Conflito entre a Rússia e Ucrânia pela anexação da Crimeia "atinge" enciclopédias virtuais

A recente anexação russa à Crimeia está a criar uma "guerra paralela" nas enciclopédias virtuais, com umas a colocarem uma cor diferente no mapa da península, mas, para já, a batalha parece fracassar nas salas de aula.

Segundo a BBC, na terça-feira, a Wikipédia, a enciclopédia gratuita on-line editada pelos próprios utilizadores, colocou a Crimeia como parte integrante da Rússia, mas a seguir colocou uma cor diferente no mapa desta região, o que conferente uma leitura diferente: que se trata de uma "área de estatuto especial".

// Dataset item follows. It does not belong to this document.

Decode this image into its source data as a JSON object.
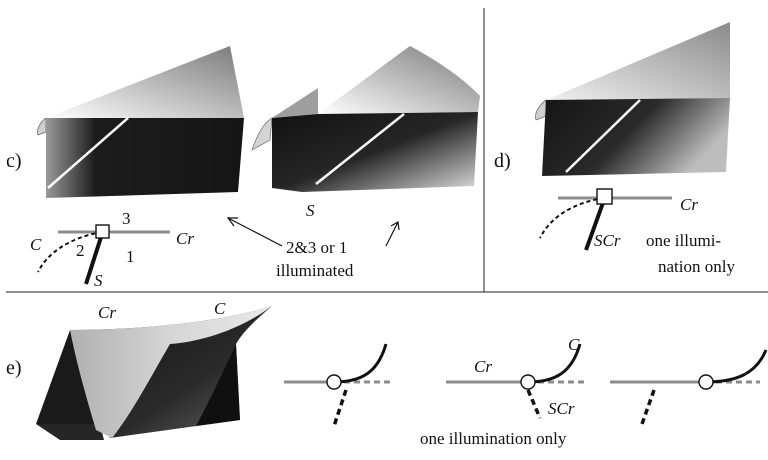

"Só em março, o texto sobre a Crimeia em inglês foi editado mais de 500 vezes", refere a BBC, assinalando que em alguns idiomas, na Wikipédia, se descreve o local como a República Autónoma da Crimeia, administrada pela Ucrânia e a República da Crimeia, incorporada pela Rússia.

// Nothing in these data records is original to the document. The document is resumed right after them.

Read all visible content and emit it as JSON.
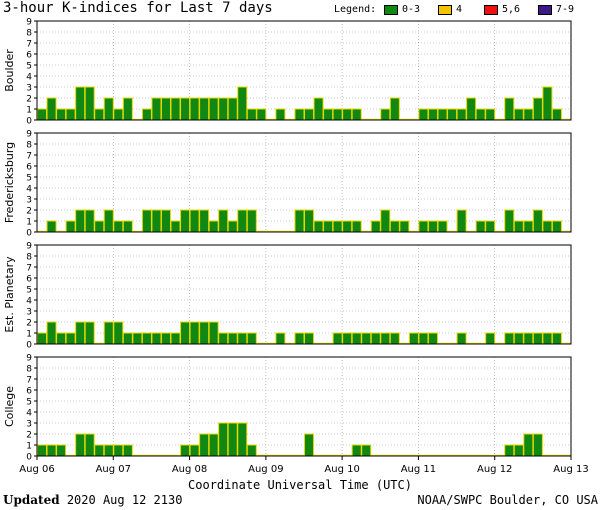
{
  "title": "3-hour K-indices for Last 7 days",
  "legend": {
    "label": "Legend:",
    "items": [
      {
        "label": "0-3",
        "color": "#118811"
      },
      {
        "label": "4",
        "color": "#f5c400"
      },
      {
        "label": "5,6",
        "color": "#ee1111"
      },
      {
        "label": "7-9",
        "color": "#3d1887"
      }
    ]
  },
  "xlabel": "Coordinate Universal Time (UTC)",
  "footer": {
    "updated_label": "Updated",
    "updated_value": "2020 Aug 12 2130",
    "credit": "NOAA/SWPC Boulder, CO USA"
  },
  "chart_data": {
    "type": "bar",
    "x_ticks": [
      "Aug 06",
      "Aug 07",
      "Aug 08",
      "Aug 09",
      "Aug 10",
      "Aug 11",
      "Aug 12",
      "Aug 13"
    ],
    "ylim": [
      0,
      9
    ],
    "y_ticks": [
      0,
      1,
      2,
      3,
      4,
      5,
      6,
      7,
      8,
      9
    ],
    "bar_color": "#118811",
    "bar_edge_color": "#e8d800",
    "grid": "dotted horizontal",
    "panels": [
      {
        "name": "Boulder",
        "values": [
          1,
          2,
          1,
          1,
          3,
          3,
          1,
          2,
          1,
          2,
          0,
          1,
          2,
          2,
          2,
          2,
          2,
          2,
          2,
          2,
          2,
          3,
          1,
          1,
          0,
          1,
          0,
          1,
          1,
          2,
          1,
          1,
          1,
          1,
          0,
          0,
          1,
          2,
          0,
          0,
          1,
          1,
          1,
          1,
          1,
          2,
          1,
          1,
          0,
          2,
          1,
          1,
          2,
          3,
          1,
          0
        ]
      },
      {
        "name": "Fredericksburg",
        "values": [
          0,
          1,
          0,
          1,
          2,
          2,
          1,
          2,
          1,
          1,
          0,
          2,
          2,
          2,
          1,
          2,
          2,
          2,
          1,
          2,
          1,
          2,
          2,
          0,
          0,
          0,
          0,
          2,
          2,
          1,
          1,
          1,
          1,
          1,
          0,
          1,
          2,
          1,
          1,
          0,
          1,
          1,
          1,
          0,
          2,
          0,
          1,
          1,
          0,
          2,
          1,
          1,
          2,
          1,
          1,
          0
        ]
      },
      {
        "name": "Est. Planetary",
        "values": [
          1,
          2,
          1,
          1,
          2,
          2,
          0,
          2,
          2,
          1,
          1,
          1,
          1,
          1,
          1,
          2,
          2,
          2,
          2,
          1,
          1,
          1,
          1,
          0,
          0,
          1,
          0,
          1,
          1,
          0,
          0,
          1,
          1,
          1,
          1,
          1,
          1,
          1,
          0,
          1,
          1,
          1,
          0,
          0,
          1,
          0,
          0,
          1,
          0,
          1,
          1,
          1,
          1,
          1,
          1,
          0
        ]
      },
      {
        "name": "College",
        "values": [
          1,
          1,
          1,
          0,
          2,
          2,
          1,
          1,
          1,
          1,
          0,
          0,
          0,
          0,
          0,
          1,
          1,
          2,
          2,
          3,
          3,
          3,
          1,
          0,
          0,
          0,
          0,
          0,
          2,
          0,
          0,
          0,
          0,
          1,
          1,
          0,
          0,
          0,
          0,
          0,
          0,
          0,
          0,
          0,
          0,
          0,
          0,
          0,
          0,
          1,
          1,
          2,
          2,
          0,
          0,
          0
        ]
      }
    ]
  }
}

Esta designação pode ser consultada na versão da página da enciclopédia, por exemplo, em inglês, espanhol, holandês e sérvio.

Contudo, a Rand McNally, editora norte-americana na produção de atlas e mapas educativos, considerou que os materiais didáticos que se usam nas salas de aula norte-americanas não serão atualizados, porque o governo de Washington considera o referendo ilegal.

"Nós guiamo-nos pelo Departamento de Estado" norte-americano, disse a porta-voz da empresa, Amy Krouse, à revista U.S News & World Report.

O Presidente norte-americano, Barack Obama, aplicou várias sanções ao governo de Moscovo pela decisão de anexar a Crimeia à Rússia.

Os mapas usados por aplicativos das norte-americanas Google, Bing e Apple continuam a mostrar a Crimeia como território pertencente à Ucrânia.

"Na versão em inglês da Wikipédia, há uma página onde se discutem as edições feitas no verbete da Crimeia", que "já conta com 10 mil palavras", refere a BBC, afirmando que "o debate não parece ter uma resolução rápida".

"No início da página podia ler-se uma frase que serviria para refletir a realidade no terreno: ´o artigo é uma confusão de passado, presente e dados incorretos", refere.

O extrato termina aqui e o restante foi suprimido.